Muy limitado, en términos concretos. Los comentaristas de la audiencia de la FDA destacaron la necesidad de una interpretación coherente de las pruebas genéticas, pero hasta ahora los detalles específicos para dicha regulación han sido escasos.
En la audiencia del Congreso, Jeffrey Shuren, director del Centro para Dispositivos y Salud Radiológica de la FDA, declaró que después de 60 días la agencia planea desarrollar “un proyecto marco de supervisión” destinado a “las pruebas desarrolladas en el laboratorio”, que se definen como las pruebas desarrolladas y utilizadas por un solo laboratorio. Las pruebas genéticas para el consumidor se habían considerado hasta ahora un subconjunto de las de laboratorio, pero la FDA ha establecido que, puesto que la mayoría de las pruebas genéticas para el consumidor no se desarrollan por completo en sus instalaciones –que a menudo utilizan un chip genético comprado a un tercero– no deberían ser clasificadas como de laboratorio. Por tanto, no está claro si este marco también se aplicará a las pruebas para el consumidor.
¿Cómo podría ser regulación de la industria genómica para el consumidor?
La FDA aún no ha revelado su plan, pero ha afirmado que las pruebas se regularían en función del riesgo que suponen para los consumidores, es decir, cuánto daño se puede causar por un resultado incorrecto.
Científicamente, los mayores desafíos incluyen la validación de los marcadores genéticos utilizados por diferentes pruebas y determinar qué estándares utilizar para determinar la exactitud de las diferentes pruebas. Los NIH han propuesto un registro voluntario de pruebas genéticas para que las empresas proporcionen detalles de sus pruebas; algunos han sugerido que una versión obligatoria de dicho registro podría ayudar a la FDA a juzgar si las pruebas son científicamente sólidas. Otro desafío es hacer reglamentos suficientemente flexibles para dar cabida a la rápida evolución de la genómica personal; por ejemplo, permitiendo a las empresas añadir nuevos elementos a sus pruebas según se vayan teniendo más datos.
En una entrevista, algunos funcionarios de la FDA declararon que por ahora la agencia continuará con su curso actual: identificar aquellas empresas cuyas pruebas deban regularse como productos sanitarios. Hasta la fecha, un total de 19 empresas han recibido estas notificaciones. Algunos expertos del sector han señalado, sin embargo, que este enfoque es problemático a largo plazo, ya que deja a las empresas sin reglas claras que seguir.

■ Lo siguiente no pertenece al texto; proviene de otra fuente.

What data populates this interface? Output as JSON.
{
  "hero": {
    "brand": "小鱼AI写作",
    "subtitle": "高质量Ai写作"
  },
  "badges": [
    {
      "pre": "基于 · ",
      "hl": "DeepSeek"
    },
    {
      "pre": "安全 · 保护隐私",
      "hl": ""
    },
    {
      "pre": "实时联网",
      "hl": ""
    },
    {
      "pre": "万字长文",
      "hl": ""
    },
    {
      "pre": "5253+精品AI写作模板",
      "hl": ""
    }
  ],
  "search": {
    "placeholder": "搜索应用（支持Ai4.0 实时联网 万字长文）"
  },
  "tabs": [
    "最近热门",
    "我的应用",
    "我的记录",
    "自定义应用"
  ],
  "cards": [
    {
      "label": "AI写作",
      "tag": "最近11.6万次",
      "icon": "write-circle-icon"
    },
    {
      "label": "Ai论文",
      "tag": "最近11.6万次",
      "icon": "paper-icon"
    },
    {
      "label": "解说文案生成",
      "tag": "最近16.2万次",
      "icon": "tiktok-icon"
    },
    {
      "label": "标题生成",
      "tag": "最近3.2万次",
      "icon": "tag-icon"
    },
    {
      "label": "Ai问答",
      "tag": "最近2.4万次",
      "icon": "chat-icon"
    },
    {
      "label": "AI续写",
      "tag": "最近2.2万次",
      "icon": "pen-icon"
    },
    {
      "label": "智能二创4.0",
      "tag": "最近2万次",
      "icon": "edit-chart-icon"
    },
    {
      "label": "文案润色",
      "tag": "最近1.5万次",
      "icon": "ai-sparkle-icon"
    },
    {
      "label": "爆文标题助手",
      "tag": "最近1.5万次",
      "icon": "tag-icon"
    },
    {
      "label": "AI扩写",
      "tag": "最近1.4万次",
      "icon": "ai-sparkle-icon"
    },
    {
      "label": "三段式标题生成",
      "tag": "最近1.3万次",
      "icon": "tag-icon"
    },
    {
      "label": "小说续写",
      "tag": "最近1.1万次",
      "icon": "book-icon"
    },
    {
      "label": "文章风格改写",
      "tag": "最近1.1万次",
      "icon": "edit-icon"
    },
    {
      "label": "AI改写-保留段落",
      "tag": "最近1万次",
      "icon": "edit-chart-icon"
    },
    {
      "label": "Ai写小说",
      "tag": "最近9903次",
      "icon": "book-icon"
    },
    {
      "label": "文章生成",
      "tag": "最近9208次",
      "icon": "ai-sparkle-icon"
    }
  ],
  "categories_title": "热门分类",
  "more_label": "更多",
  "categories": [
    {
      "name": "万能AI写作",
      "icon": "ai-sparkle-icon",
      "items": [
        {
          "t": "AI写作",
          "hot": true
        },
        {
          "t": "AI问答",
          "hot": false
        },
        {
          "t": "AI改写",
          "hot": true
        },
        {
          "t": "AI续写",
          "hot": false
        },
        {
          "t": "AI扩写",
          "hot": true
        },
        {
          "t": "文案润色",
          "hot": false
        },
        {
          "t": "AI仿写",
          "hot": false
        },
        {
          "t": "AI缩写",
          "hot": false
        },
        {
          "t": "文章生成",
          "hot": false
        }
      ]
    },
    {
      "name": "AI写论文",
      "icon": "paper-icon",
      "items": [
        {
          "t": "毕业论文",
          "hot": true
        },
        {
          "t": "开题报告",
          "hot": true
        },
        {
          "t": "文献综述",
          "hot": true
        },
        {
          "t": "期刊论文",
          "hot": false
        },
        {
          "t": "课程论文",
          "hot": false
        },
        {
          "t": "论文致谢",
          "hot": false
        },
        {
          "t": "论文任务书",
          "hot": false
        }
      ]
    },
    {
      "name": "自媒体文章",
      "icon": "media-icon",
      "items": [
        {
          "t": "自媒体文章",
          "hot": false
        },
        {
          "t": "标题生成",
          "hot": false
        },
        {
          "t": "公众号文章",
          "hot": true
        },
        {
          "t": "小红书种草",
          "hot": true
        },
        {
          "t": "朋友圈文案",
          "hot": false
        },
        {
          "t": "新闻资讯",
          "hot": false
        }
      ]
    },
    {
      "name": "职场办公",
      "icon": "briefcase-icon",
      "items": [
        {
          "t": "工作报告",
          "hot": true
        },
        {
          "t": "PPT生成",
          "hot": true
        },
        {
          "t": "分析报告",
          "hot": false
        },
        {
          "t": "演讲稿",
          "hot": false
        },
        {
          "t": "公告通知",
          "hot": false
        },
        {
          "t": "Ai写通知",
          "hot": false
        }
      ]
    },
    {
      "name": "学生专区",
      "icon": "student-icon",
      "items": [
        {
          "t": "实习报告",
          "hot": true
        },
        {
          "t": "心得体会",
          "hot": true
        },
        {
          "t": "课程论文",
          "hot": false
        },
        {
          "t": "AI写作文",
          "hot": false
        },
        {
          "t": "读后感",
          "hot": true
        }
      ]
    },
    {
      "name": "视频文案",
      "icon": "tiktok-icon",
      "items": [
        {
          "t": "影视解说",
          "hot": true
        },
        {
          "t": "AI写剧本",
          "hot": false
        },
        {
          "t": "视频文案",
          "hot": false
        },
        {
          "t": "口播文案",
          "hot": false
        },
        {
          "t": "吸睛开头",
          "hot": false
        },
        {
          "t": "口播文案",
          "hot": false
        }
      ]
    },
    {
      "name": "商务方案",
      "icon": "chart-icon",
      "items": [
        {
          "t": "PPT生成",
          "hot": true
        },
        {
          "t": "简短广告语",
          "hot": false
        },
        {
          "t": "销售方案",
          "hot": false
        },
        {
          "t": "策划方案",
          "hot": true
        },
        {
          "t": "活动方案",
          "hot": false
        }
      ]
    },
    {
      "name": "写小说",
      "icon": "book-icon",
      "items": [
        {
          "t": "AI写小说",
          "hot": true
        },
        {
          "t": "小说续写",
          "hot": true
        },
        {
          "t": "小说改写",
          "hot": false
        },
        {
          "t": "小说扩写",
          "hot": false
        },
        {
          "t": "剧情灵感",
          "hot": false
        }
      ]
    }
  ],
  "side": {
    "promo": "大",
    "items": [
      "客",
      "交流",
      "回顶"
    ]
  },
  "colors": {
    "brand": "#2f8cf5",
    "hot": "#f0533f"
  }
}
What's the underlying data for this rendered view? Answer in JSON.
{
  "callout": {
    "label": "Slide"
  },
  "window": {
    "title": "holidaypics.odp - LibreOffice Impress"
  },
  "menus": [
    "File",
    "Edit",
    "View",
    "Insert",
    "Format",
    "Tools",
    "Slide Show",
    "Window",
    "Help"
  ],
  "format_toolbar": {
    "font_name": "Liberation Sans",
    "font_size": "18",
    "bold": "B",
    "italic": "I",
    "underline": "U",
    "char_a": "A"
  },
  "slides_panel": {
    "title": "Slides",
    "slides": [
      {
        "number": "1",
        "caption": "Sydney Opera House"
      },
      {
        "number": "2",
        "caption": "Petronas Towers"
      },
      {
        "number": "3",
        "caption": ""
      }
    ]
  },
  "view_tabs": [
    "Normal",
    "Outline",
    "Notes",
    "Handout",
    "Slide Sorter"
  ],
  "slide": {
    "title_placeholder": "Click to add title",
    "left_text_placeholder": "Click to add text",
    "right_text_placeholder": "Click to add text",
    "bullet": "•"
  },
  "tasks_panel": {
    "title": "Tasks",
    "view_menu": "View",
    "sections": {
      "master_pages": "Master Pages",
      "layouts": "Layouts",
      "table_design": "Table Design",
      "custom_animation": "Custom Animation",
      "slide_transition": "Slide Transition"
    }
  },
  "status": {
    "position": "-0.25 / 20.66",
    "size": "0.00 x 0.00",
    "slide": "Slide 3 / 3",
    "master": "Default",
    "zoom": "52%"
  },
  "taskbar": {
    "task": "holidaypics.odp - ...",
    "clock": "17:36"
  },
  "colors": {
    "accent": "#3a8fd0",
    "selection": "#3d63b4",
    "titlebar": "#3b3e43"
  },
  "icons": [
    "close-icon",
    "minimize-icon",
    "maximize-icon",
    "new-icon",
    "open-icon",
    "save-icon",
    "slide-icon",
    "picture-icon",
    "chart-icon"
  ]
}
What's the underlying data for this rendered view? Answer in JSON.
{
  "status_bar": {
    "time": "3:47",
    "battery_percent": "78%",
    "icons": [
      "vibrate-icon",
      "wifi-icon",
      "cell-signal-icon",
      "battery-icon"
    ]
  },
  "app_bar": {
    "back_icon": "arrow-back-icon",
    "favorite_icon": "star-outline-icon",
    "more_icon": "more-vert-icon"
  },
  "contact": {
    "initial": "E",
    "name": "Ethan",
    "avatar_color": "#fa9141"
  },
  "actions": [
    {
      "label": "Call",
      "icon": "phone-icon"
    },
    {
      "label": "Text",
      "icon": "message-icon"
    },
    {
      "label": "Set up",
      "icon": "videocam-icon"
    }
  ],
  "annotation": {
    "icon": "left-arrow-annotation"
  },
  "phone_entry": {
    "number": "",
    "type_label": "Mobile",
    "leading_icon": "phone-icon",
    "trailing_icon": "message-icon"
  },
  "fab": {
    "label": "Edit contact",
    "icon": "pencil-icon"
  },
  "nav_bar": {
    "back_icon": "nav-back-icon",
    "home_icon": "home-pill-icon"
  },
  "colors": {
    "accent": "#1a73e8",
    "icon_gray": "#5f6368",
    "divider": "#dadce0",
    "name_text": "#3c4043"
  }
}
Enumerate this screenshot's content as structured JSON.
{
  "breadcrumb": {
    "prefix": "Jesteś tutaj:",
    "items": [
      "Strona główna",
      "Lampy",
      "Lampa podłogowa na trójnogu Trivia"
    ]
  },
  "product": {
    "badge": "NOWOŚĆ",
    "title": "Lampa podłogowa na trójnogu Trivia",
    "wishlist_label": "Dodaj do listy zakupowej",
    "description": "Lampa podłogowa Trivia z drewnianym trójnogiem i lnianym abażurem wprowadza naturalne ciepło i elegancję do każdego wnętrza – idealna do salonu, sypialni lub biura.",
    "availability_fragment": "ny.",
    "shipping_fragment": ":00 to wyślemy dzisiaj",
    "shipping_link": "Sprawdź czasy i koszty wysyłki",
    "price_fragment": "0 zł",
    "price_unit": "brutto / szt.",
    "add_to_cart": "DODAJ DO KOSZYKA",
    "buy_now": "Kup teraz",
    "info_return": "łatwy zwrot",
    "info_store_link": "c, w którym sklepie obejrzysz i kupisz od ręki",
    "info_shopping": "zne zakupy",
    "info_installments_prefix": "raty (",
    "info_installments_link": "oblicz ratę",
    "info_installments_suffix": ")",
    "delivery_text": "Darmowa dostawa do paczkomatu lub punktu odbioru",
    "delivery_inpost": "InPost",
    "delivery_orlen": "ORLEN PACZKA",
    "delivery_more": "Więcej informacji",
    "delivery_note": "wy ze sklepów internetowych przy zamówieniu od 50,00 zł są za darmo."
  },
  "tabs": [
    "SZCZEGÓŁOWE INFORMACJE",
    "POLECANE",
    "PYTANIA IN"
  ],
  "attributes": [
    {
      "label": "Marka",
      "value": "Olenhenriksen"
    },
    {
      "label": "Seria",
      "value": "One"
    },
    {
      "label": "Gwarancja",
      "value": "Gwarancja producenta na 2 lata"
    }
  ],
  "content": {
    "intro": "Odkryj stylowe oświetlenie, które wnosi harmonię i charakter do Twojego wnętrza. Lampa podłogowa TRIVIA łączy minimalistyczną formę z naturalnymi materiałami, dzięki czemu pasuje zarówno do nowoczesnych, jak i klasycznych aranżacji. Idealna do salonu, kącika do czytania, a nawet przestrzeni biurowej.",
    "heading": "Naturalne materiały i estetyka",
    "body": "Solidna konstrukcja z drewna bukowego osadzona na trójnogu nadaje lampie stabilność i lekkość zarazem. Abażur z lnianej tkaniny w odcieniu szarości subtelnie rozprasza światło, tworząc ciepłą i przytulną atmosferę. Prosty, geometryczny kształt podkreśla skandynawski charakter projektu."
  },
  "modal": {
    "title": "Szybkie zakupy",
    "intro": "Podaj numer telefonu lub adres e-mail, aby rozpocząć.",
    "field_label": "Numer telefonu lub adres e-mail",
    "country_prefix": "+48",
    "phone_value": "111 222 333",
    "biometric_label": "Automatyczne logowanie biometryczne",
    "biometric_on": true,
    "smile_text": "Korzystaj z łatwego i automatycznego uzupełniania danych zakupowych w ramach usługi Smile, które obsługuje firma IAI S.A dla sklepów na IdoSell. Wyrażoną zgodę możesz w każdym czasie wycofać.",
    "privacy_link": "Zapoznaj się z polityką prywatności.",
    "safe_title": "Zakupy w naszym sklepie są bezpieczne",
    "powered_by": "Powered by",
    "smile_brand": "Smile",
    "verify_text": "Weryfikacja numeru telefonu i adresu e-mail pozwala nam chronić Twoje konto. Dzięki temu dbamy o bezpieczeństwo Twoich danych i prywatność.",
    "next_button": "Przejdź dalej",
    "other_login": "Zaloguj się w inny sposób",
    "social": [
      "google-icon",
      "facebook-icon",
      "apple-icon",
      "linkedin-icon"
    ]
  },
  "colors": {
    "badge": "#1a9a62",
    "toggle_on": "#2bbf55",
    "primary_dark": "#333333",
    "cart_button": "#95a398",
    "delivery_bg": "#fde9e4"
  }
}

¿Cuántas empresas de pruebas genéticas para el consumidor hay?
Parte del problema es que no hay una cifra exacta. El Centro de Política Pública y Genética de la Universidad Johns Hopkins, en Washington DC, publica una lista de dichas empresas, actualizada por última vez el 28 de mayo. La cifra actual es de 30, pero esa lista incluye solamente las empresas en las que los consumidores pueden solicitar pruebas y recibir sus resultados sin supervisión médica. Algunas de las empresas que han recibido notificaciones de la FDA, como Interleukin Genetics de Waltham, Massachusetts, y Sequenom de San Diego, no están en la lista.